Question

If a and b are the roots of quadratic equation 3m²+ 2m – 4 = 0, Then value of a²+ b² is​

Answer 1

$\Large {\underline { \sf {Answer :}}}$

$\sf{ \dfrac{28}{9} }$

$\Large {\underline { \sf {Explication \; of \; steps :}}}$

As per the provided information in the given question, we have :

• Given quadratic equation = 3m²+ 2m + (– 4) = 0
• Here, $\alpha$ and $\beta$ are the roots of it.

We are asked to calculate the value of $\sf { ( \alpha^2 + \beta^2) }$ .

We know that, if $\alpha$and $\beta$ are roots of the quadratic equation$\sf{ ax^2+ bx + c = 0}$. Then,

$\longrightarrow \underline{\boxed{ \sf { \alpha + \beta = \dfrac{-b}{a} }}}$

and,

$\longrightarrow\underline{\boxed{ \sf { \alpha \times \beta = \dfrac{c}{a} }}}$

Here,

• a = 3
• b = 2
• c = -4

Substituting the values in both formulae :

$\longrightarrow \sf { \alpha + \beta = \dfrac{-b}{a} }$

$\longrightarrow \sf { \alpha + \beta = \dfrac{-2}{3} }$

Let it be the equation (1).

$\longrightarrow \sf { \alpha \times \beta = \dfrac{c}{a} }$

$\longrightarrow \sf { \alpha \times \beta = \dfrac{-4}{3} }$

Let it be the equation (2).

Now, we have,

$\longrightarrow \sf { \alpha + \beta = \dfrac{-2}{3} }$

On squaring both sides,

$\longrightarrow \sf { {(\alpha + \beta)}^{2} = {\Bigg \lgroup \dfrac{-2}{3} \Bigg \rgroup}^{2} }$

$\longrightarrow \sf {( \alpha)^2 + (\beta)^2 + 2( \alpha \times \beta ) = \dfrac{4}{9} }$

Substituting the value of $(\alpha \times \beta )$ from the equation (2).

$\longrightarrow \sf {( \alpha)^2 + (\beta)^2 + 2\Bigg ( \dfrac{-4}{3} \Bigg ) = \dfrac{4}{9} }$

$\longrightarrow \sf {\alpha^2 + \beta^2 + \Bigg ( \dfrac{-8}{3} \Bigg ) = \dfrac{4}{9} }$

$\longrightarrow \sf {\alpha^2 + \beta^2 - \dfrac{8}{3} = \dfrac{4}{9} }$

Transposing -8/3 from L.H.S to R.H.S.

$\longrightarrow \sf {\alpha^2 + \beta^2 = \dfrac{4}{9} + \dfrac{8}{3} }$

$\longrightarrow \sf {\alpha^2 + \beta^2 = \dfrac{4+24}{9} }$

$\longrightarrow \underline{\boxed{ \sf {\alpha^2 + \beta^2 = \dfrac{28}{9}} }} \; \bigstar$

$\therefore\; \sf { {(\alpha + \beta)}^{2} }$ is 28/9.

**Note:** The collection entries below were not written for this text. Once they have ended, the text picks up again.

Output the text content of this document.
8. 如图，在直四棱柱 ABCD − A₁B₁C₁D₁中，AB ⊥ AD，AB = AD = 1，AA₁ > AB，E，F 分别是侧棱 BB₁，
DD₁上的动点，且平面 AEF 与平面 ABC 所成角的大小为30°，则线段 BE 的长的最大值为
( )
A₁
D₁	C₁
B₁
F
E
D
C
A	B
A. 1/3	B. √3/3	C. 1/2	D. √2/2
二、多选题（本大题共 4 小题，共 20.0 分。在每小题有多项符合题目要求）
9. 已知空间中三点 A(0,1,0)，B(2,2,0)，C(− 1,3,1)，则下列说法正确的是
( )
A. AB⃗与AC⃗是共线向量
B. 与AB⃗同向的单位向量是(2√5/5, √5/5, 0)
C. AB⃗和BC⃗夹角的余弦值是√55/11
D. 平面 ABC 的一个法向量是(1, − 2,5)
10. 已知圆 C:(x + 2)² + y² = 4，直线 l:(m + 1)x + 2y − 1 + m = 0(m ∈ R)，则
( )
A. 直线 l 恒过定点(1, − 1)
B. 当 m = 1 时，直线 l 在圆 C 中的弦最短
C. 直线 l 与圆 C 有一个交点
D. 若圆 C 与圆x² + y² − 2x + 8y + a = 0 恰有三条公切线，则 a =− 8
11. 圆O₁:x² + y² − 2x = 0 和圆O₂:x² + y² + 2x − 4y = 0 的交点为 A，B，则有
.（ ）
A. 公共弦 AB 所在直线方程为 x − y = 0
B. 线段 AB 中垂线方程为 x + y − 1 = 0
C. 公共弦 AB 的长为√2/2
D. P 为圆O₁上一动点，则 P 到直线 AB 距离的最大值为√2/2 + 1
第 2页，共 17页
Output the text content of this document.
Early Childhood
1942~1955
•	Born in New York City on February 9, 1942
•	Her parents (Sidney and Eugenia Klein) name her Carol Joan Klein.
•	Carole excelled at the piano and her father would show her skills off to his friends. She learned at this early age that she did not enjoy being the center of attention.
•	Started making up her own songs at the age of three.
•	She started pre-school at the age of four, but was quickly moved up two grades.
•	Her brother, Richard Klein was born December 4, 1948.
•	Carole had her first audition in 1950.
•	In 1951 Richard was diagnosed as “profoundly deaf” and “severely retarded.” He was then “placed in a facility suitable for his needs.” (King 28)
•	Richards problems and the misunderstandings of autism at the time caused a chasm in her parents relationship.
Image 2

$\Large {\underline { \sf {More \; Information :}}}$

• Quadratic equation is an equation of second degree or degree 2, so it has two roots.

• If $\alpha$ and $\beta$ satisfy the equation $\sf{ ax^2+ bx + c = 0}$ then If $\alpha$ and $\beta$ are called roots of the equation.

• Roots of quadratic equation are also called zeroes of the quadratic equation.

• If $\alpha$ and $\beta$ are roots of the quadratic equation$\sf{ ax^2+ bx + c = 0}$. Then,

$\longrightarrow \underline{\boxed{ \sf { \alpha + \beta = \dfrac{-b}{a} }}}$

and,

$\longrightarrow\underline{\boxed{ \sf { \alpha \times \beta = \dfrac{c}{a} }}}$